Many alumni who were on campus at that time cite this event as transformative in their Lawrence experience. Certainly sitting in that audience provided for many in our community an experience like the one President Simmons had in her first year at Brown.
To be sure, hearing thoughtful views that reinforce our own perspectives provide the reassurance Faith Popcorn suggests we hunger for at a time when the world feels turbulent and unsafe. But the tendency to reinforce existing views and opinions in no way reaches the goal of creating a “central switching station” for democracy and does not teach us how to listen to views that are unfamiliar or even disturbing.
Frank Bruni recently wrote in the New York Times: “ As we pepper students with contradictory information and competing philosophies about college’s role as an on ramp to professional glory, we should talk as much about the way college can establish patterns of reading, thinking and interacting that buck the current tendency among Americans to tuck themselves into enclaves of confederates with the same politics, the same cultural tastes, the same incomes. That tendency fuels the little and big misunderstandings that are driving us apart.”
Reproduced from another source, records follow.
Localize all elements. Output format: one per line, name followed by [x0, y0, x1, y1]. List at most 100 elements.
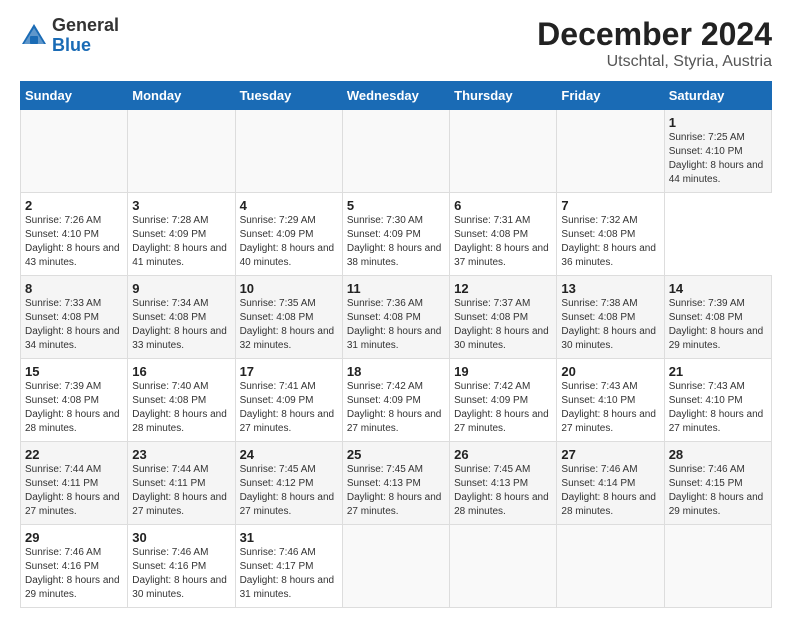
day-info: Sunrise: 7:45 AMSunset: 4:12 PMDaylight:…: [240, 463, 338, 519]
col-header-saturday: Saturday: [664, 82, 771, 110]
calendar-cell: 11Sunrise: 7:36 AMSunset: 4:08 PMDayligh…: [342, 276, 449, 359]
day-number: 13: [561, 281, 659, 296]
logo: General Blue: [20, 16, 119, 56]
calendar-cell: 26Sunrise: 7:45 AMSunset: 4:13 PMDayligh…: [450, 442, 557, 525]
day-number: 1: [669, 115, 767, 130]
day-info: Sunrise: 7:45 AMSunset: 4:13 PMDaylight:…: [347, 463, 445, 519]
calendar-table: SundayMondayTuesdayWednesdayThursdayFrid…: [20, 81, 772, 608]
day-number: 20: [561, 364, 659, 379]
logo-icon: [20, 22, 48, 50]
header: General Blue December 2024 Utschtal, Sty…: [20, 16, 772, 71]
calendar-cell: 18Sunrise: 7:42 AMSunset: 4:09 PMDayligh…: [342, 359, 449, 442]
day-number: 26: [454, 447, 552, 462]
day-info: Sunrise: 7:31 AMSunset: 4:08 PMDaylight:…: [454, 214, 552, 270]
week-row-4: 15Sunrise: 7:39 AMSunset: 4:08 PMDayligh…: [21, 359, 772, 442]
logo-general: General: [52, 16, 119, 36]
day-number: 28: [669, 447, 767, 462]
day-info: Sunrise: 7:46 AMSunset: 4:15 PMDaylight:…: [669, 463, 767, 519]
calendar-cell: [450, 110, 557, 193]
day-number: 18: [347, 364, 445, 379]
calendar-cell: [557, 525, 664, 608]
day-info: Sunrise: 7:46 AMSunset: 4:16 PMDaylight:…: [25, 546, 123, 602]
calendar-cell: 1Sunrise: 7:25 AMSunset: 4:10 PMDaylight…: [664, 110, 771, 193]
week-row-6: 29Sunrise: 7:46 AMSunset: 4:16 PMDayligh…: [21, 525, 772, 608]
title-section: December 2024 Utschtal, Styria, Austria: [537, 16, 772, 71]
day-number: 24: [240, 447, 338, 462]
calendar-cell: 13Sunrise: 7:38 AMSunset: 4:08 PMDayligh…: [557, 276, 664, 359]
calendar-cell: 14Sunrise: 7:39 AMSunset: 4:08 PMDayligh…: [664, 276, 771, 359]
day-info: Sunrise: 7:43 AMSunset: 4:10 PMDaylight:…: [561, 380, 659, 436]
day-number: 23: [132, 447, 230, 462]
calendar-cell: 4Sunrise: 7:29 AMSunset: 4:09 PMDaylight…: [235, 193, 342, 276]
day-number: 29: [25, 530, 123, 545]
logo-text: General Blue: [52, 16, 119, 56]
calendar-cell: 28Sunrise: 7:46 AMSunset: 4:15 PMDayligh…: [664, 442, 771, 525]
calendar-cell: [235, 110, 342, 193]
day-info: Sunrise: 7:41 AMSunset: 4:09 PMDaylight:…: [240, 380, 338, 436]
day-number: 6: [454, 198, 552, 213]
day-number: 31: [240, 530, 338, 545]
day-number: 30: [132, 530, 230, 545]
calendar-cell: 3Sunrise: 7:28 AMSunset: 4:09 PMDaylight…: [128, 193, 235, 276]
day-number: 25: [347, 447, 445, 462]
day-info: Sunrise: 7:39 AMSunset: 4:08 PMDaylight:…: [669, 297, 767, 353]
calendar-cell: 2Sunrise: 7:26 AMSunset: 4:10 PMDaylight…: [21, 193, 128, 276]
day-info: Sunrise: 7:32 AMSunset: 4:08 PMDaylight:…: [561, 214, 659, 270]
logo-blue: Blue: [52, 36, 119, 56]
day-info: Sunrise: 7:46 AMSunset: 4:14 PMDaylight:…: [561, 463, 659, 519]
day-info: Sunrise: 7:38 AMSunset: 4:08 PMDaylight:…: [561, 297, 659, 353]
calendar-cell: [342, 525, 449, 608]
day-info: Sunrise: 7:42 AMSunset: 4:09 PMDaylight:…: [347, 380, 445, 436]
day-number: 7: [561, 198, 659, 213]
calendar-cell: 17Sunrise: 7:41 AMSunset: 4:09 PMDayligh…: [235, 359, 342, 442]
calendar-cell: 29Sunrise: 7:46 AMSunset: 4:16 PMDayligh…: [21, 525, 128, 608]
calendar-cell: 21Sunrise: 7:43 AMSunset: 4:10 PMDayligh…: [664, 359, 771, 442]
day-number: 15: [25, 364, 123, 379]
day-info: Sunrise: 7:33 AMSunset: 4:08 PMDaylight:…: [25, 297, 123, 353]
day-info: Sunrise: 7:29 AMSunset: 4:09 PMDaylight:…: [240, 214, 338, 270]
calendar-cell: [664, 525, 771, 608]
day-info: Sunrise: 7:28 AMSunset: 4:09 PMDaylight:…: [132, 214, 230, 270]
calendar-cell: [128, 110, 235, 193]
calendar-cell: 16Sunrise: 7:40 AMSunset: 4:08 PMDayligh…: [128, 359, 235, 442]
day-info: Sunrise: 7:45 AMSunset: 4:13 PMDaylight:…: [454, 463, 552, 519]
day-number: 16: [132, 364, 230, 379]
week-row-5: 22Sunrise: 7:44 AMSunset: 4:11 PMDayligh…: [21, 442, 772, 525]
calendar-cell: 22Sunrise: 7:44 AMSunset: 4:11 PMDayligh…: [21, 442, 128, 525]
day-number: 27: [561, 447, 659, 462]
day-info: Sunrise: 7:42 AMSunset: 4:09 PMDaylight:…: [454, 380, 552, 436]
calendar-cell: 20Sunrise: 7:43 AMSunset: 4:10 PMDayligh…: [557, 359, 664, 442]
day-number: 4: [240, 198, 338, 213]
calendar-cell: 15Sunrise: 7:39 AMSunset: 4:08 PMDayligh…: [21, 359, 128, 442]
day-info: Sunrise: 7:37 AMSunset: 4:08 PMDaylight:…: [454, 297, 552, 353]
calendar-cell: 19Sunrise: 7:42 AMSunset: 4:09 PMDayligh…: [450, 359, 557, 442]
day-info: Sunrise: 7:46 AMSunset: 4:16 PMDaylight:…: [132, 546, 230, 602]
day-info: Sunrise: 7:46 AMSunset: 4:17 PMDaylight:…: [240, 546, 338, 602]
calendar-cell: 9Sunrise: 7:34 AMSunset: 4:08 PMDaylight…: [128, 276, 235, 359]
day-number: 14: [669, 281, 767, 296]
calendar-cell: 31Sunrise: 7:46 AMSunset: 4:17 PMDayligh…: [235, 525, 342, 608]
calendar-cell: 27Sunrise: 7:46 AMSunset: 4:14 PMDayligh…: [557, 442, 664, 525]
month-title: December 2024: [537, 16, 772, 53]
calendar-cell: 8Sunrise: 7:33 AMSunset: 4:08 PMDaylight…: [21, 276, 128, 359]
day-number: 8: [25, 281, 123, 296]
day-number: 19: [454, 364, 552, 379]
calendar-cell: 23Sunrise: 7:44 AMSunset: 4:11 PMDayligh…: [128, 442, 235, 525]
day-number: 2: [25, 198, 123, 213]
week-row-1: 1Sunrise: 7:25 AMSunset: 4:10 PMDaylight…: [21, 110, 772, 193]
calendar-cell: [450, 525, 557, 608]
day-number: 10: [240, 281, 338, 296]
day-info: Sunrise: 7:36 AMSunset: 4:08 PMDaylight:…: [347, 297, 445, 353]
col-header-friday: Friday: [557, 82, 664, 110]
calendar-cell: 5Sunrise: 7:30 AMSunset: 4:09 PMDaylight…: [342, 193, 449, 276]
col-header-thursday: Thursday: [450, 82, 557, 110]
calendar-cell: 30Sunrise: 7:46 AMSunset: 4:16 PMDayligh…: [128, 525, 235, 608]
day-number: 22: [25, 447, 123, 462]
day-info: Sunrise: 7:44 AMSunset: 4:11 PMDaylight:…: [25, 463, 123, 519]
page-container: General Blue December 2024 Utschtal, Sty…: [0, 0, 792, 620]
col-header-tuesday: Tuesday: [235, 82, 342, 110]
day-info: Sunrise: 7:39 AMSunset: 4:08 PMDaylight:…: [25, 380, 123, 436]
day-info: Sunrise: 7:35 AMSunset: 4:08 PMDaylight:…: [240, 297, 338, 353]
day-info: Sunrise: 7:40 AMSunset: 4:08 PMDaylight:…: [132, 380, 230, 436]
day-number: 3: [132, 198, 230, 213]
For us to create the Lawrence we aspire to, we all, including me, will have to put aside our desire for reassurance in these troubling times and encourage debate from diverse perspectives on the critical issues that face the world. I do not doubt that working to better foster such a campus environment will cause pain for some, if not many of us as Simmons related, and as many alumni urgently insisted in the weeks before Rockwell spoke on our campus.
But if we are successful, we will learn the skills we need. They are essential skills. They can help us all to prepare ourselves and one another, — “for lives of achievement, responsible and meaningful citizenship, lifelong learning, and personal fulfillment.”
I believe we can act, influenced by this debate happening in our society. Let us find ways to enrich the dialogue we offer and engage in on this campus. If we succeed, we will be nourishing the roots of democracy here and in the world. I look forward to speaking with each of you on how we can accomplish this goal.
Thank you for joining us today and best wishes for an excellent academic year.